Rise in diesel vehicles in Lincolnshire, despite environmental impact

More drivers are going diesel in Lincolnshire
More drivers are going diesel in Lincolnshire

More diesel cars and vans are appearing on Lincolnshire’s roads, despite the dangerous pollutants many emit.

The Government aims to end sales of new conventional petrol and diesel cars by 2040 as part of efforts to clean up transport.

In Lincolnshire, there were 176,288 registered diesel cars by the end of 2018, and 50,783 diesel vans.

They made up 45 per cent of the area’s vehicles, while around one in every 500 were ultra low emissions vehicles (ULEV) - an electric or plug-in hybrid car.

Across the UK, 43 per cent of all vehicles are diesel and one in 200 are ULEVs.

Steve Gooding, director of the RAC Foundation, said: "These figures show there remains a gaping hole between the ambition to green the vehicle fleet and the reality on the road.

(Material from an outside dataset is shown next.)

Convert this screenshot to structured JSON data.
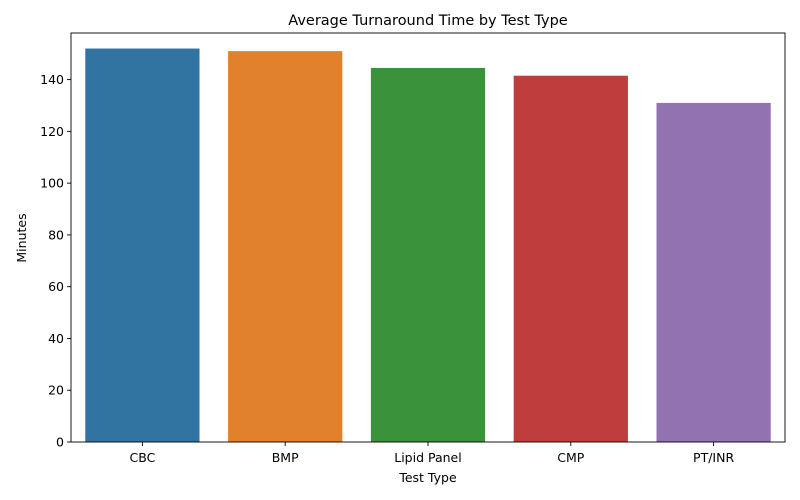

"The relatively slow take up of electric cars shows how important Government incentives remain.

"The data also underlines the continued dominance of diesel.

"Whilst there are more petrol cars than diesel, diesel fuel sells at almost twice the volume because of its use in almost all commercial vehicles including HGVs and the fast-rising number of vans."

The number of diesel cars and vans in Lincolnshire has increased by 11 per cent since 2015, when the environmental impact was highlighted after Volkswagen was caught cheating emissions tests.

That’s 22,700 more diesel cars and vans on the streets.

Nick Molden, chief executive of Emissions Analytics, an emissions testing company, explained: “Diesel cars give off less carbon dioxide per mile than petrol cars.

"That was the reason for promoting them in the first place.

"After the Volkswagen scandal people became aware of the nitrogen oxides problem, which diesel cars inherently have, and require the correct exhaust treatment system to contain."

Mr Molden explained new diesel cars can be more environmentally friendly than petrol cars, as the latest technology stops the nitrogen oxide emissions, while giving off less carbon dioxide.

However, he estimated that only ten to 15 per cent of diesel cars on the road today produce acceptable levels of nitrogen oxides.

An ultra low emissions zone has been introduced in London, in which older diesel cars and some petrol cars will have to pay £12.50 to enter.

Mr Molden described it as one of the 'most advanced low emissions systems in the world', however he urged local authorities looking to improve air quality to base access on real-world emissions ratings, rather than lab-tested Euro standards.